Echange franc entre Européens sur Ceuta
Après la crise, l'heure de la mise au point: les Européens ont échangé mardi à bâtons rompus pour tirer les leçons de l'épisode migratoire de Ceuta et des vives tensions qu'il a suscitées.
Les ministres de l'Intérieur des 27 pays de l'UE ont tenu une réunion d'urgence par visioconférence quelques jours après l'arrivée en force de dizaines de milliers de personnes dans cette enclave espagnole d'Afrique du Nord.
Durant cet appel, qui a duré plus de trois heures", les Etats membres "ont unanimement exprimé leur profonde solidarité envers l'Espagne", selon un premier compte rendu de la réunion.
Ils ont toutefois souligné que la communication en période de crise "pourrait être améliorée" et "qu'elle devait être plus cohérente".

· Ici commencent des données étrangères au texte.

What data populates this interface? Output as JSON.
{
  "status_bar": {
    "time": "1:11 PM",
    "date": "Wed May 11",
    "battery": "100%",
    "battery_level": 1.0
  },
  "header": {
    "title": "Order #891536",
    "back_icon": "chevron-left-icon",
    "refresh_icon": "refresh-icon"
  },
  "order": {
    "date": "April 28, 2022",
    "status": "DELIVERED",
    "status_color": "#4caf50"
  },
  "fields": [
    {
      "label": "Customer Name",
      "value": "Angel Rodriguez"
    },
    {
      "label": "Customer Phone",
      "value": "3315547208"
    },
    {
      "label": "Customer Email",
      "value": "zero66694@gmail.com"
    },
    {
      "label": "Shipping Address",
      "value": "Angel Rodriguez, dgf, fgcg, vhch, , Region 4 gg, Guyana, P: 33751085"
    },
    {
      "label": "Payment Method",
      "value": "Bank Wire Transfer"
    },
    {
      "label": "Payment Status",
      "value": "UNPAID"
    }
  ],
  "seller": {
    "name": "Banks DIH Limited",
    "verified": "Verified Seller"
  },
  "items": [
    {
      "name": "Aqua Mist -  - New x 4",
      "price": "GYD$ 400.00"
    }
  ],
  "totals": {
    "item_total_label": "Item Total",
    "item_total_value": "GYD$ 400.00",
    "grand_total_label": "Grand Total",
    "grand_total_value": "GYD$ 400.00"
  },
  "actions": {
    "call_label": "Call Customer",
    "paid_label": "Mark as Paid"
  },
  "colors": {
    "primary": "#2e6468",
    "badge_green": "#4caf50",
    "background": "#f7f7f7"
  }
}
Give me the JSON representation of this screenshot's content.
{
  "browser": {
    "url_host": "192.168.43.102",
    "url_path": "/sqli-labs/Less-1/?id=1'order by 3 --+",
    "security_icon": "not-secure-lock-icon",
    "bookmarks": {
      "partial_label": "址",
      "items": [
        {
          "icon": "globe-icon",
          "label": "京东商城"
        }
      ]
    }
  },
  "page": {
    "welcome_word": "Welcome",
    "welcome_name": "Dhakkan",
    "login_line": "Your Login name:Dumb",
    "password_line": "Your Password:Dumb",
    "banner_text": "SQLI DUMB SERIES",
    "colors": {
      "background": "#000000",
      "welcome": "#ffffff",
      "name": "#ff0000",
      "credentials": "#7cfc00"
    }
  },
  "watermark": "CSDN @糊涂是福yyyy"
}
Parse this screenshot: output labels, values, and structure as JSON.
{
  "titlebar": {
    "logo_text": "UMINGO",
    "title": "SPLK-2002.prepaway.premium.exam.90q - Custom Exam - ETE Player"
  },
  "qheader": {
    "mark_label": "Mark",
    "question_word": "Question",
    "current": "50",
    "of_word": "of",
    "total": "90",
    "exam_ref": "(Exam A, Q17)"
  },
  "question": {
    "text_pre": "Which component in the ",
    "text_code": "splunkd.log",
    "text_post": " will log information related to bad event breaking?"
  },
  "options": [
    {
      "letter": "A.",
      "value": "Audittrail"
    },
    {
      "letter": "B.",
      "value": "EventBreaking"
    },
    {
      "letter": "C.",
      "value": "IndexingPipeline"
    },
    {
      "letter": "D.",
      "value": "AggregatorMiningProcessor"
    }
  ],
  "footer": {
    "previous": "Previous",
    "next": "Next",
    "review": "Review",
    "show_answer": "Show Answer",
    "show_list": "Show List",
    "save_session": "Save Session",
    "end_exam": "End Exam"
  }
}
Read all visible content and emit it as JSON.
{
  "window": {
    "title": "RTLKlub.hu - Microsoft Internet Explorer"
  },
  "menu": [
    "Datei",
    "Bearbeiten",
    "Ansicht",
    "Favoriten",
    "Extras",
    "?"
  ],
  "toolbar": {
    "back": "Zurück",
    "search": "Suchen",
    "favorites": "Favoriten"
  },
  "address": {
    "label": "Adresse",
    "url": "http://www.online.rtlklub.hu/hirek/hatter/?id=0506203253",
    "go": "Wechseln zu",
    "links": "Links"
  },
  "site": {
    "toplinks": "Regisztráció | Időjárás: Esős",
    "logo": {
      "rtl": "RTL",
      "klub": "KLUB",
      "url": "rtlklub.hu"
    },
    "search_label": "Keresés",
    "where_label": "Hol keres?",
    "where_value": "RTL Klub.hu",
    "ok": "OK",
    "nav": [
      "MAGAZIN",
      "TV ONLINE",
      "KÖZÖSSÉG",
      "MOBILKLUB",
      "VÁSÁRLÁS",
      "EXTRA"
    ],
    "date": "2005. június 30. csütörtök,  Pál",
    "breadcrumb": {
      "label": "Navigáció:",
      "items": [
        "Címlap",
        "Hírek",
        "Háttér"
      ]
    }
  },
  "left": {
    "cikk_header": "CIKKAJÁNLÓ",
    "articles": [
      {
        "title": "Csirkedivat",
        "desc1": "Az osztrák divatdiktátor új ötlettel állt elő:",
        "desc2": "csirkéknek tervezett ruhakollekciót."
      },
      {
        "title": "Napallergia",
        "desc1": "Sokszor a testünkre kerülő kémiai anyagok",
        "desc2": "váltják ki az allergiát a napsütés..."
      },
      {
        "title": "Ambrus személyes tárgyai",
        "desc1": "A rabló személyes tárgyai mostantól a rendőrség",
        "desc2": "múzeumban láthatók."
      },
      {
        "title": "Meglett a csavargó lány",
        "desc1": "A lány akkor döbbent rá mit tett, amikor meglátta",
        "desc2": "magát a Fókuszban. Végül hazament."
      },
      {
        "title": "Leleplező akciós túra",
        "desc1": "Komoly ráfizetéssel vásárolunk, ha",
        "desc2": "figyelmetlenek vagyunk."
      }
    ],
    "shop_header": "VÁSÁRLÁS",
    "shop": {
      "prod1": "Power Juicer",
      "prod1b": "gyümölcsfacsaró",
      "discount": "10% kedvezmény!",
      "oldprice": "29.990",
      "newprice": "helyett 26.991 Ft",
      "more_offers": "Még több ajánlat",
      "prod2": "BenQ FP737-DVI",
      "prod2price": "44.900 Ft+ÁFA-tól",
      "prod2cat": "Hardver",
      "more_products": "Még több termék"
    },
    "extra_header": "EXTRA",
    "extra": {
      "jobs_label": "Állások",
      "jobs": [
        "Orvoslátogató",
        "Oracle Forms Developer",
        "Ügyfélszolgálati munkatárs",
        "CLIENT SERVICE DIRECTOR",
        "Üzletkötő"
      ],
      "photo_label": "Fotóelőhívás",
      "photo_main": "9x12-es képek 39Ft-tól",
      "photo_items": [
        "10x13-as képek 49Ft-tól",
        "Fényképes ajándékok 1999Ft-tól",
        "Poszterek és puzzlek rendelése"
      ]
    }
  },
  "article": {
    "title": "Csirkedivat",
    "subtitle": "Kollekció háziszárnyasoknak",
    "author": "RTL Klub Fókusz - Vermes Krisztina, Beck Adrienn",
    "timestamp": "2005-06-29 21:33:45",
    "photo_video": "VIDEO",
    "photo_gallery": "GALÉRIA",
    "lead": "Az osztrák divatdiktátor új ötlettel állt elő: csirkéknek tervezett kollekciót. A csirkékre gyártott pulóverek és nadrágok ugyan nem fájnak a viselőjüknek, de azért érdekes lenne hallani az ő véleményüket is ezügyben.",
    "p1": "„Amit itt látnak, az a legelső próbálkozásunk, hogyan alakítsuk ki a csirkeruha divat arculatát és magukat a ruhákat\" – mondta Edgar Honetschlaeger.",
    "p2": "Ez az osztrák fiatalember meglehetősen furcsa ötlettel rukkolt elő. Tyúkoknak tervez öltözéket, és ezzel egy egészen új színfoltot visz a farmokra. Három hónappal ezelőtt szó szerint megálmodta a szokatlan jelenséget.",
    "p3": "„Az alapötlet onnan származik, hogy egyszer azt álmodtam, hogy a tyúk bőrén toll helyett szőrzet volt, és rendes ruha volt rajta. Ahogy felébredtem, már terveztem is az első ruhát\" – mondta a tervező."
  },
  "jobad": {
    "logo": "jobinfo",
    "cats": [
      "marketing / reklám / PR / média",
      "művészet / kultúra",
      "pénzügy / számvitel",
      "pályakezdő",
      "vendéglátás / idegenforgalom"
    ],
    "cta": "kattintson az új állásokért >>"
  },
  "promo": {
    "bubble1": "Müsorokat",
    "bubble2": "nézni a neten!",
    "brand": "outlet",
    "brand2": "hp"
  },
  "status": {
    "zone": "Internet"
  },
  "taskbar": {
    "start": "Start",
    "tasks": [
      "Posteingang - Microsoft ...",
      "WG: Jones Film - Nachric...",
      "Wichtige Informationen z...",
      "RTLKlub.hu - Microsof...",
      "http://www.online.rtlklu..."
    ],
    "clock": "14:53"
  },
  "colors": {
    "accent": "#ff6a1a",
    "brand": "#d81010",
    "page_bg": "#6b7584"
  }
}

Une façon feutrée, en langage diplomatique, de souligner que la coordination européenne sur ce dossier a été loin d'être optimale.
Depuis la diffusion d'images de migrants franchissant illégalement la frontière hispano-marocaine à pied ou à la nage, deux camps s'opposent.
D'un côté l'Espagne. De l'autre, les Etats de l'UE partisans d'une ligne migratoire très ferme, comme l'Italie ou le Danemark.
Dès les premières photos et vidéos de migrants gagnant Ceuta par tous les moyens - des images qui ont fait le tour du monde - ces pays sont montés au créneau, déplorant qu'une "immigration incontrôlée" constitue "une menace pour l'Europe".
Ils ont dans la foulée exigé d'exclure l'Espagne de l'espace Schengen, la zone de libre circulation en Europe.
Une demande politiquement explosive, juridiquement impossible au regard du droit européen, et qui a suscité l'ire de Madrid, d'autant que la ville autonome de Ceuta n'appartient pas, par dérogation, à cet espace.
- Des lettres de tous les côtés -
Le Premier ministre espagnol Pedro Sanchez, dont le gouvernement défend une approche ouverte en matière migratoire, a répliqué par une lettre adressée aux chefs des institutions européennes.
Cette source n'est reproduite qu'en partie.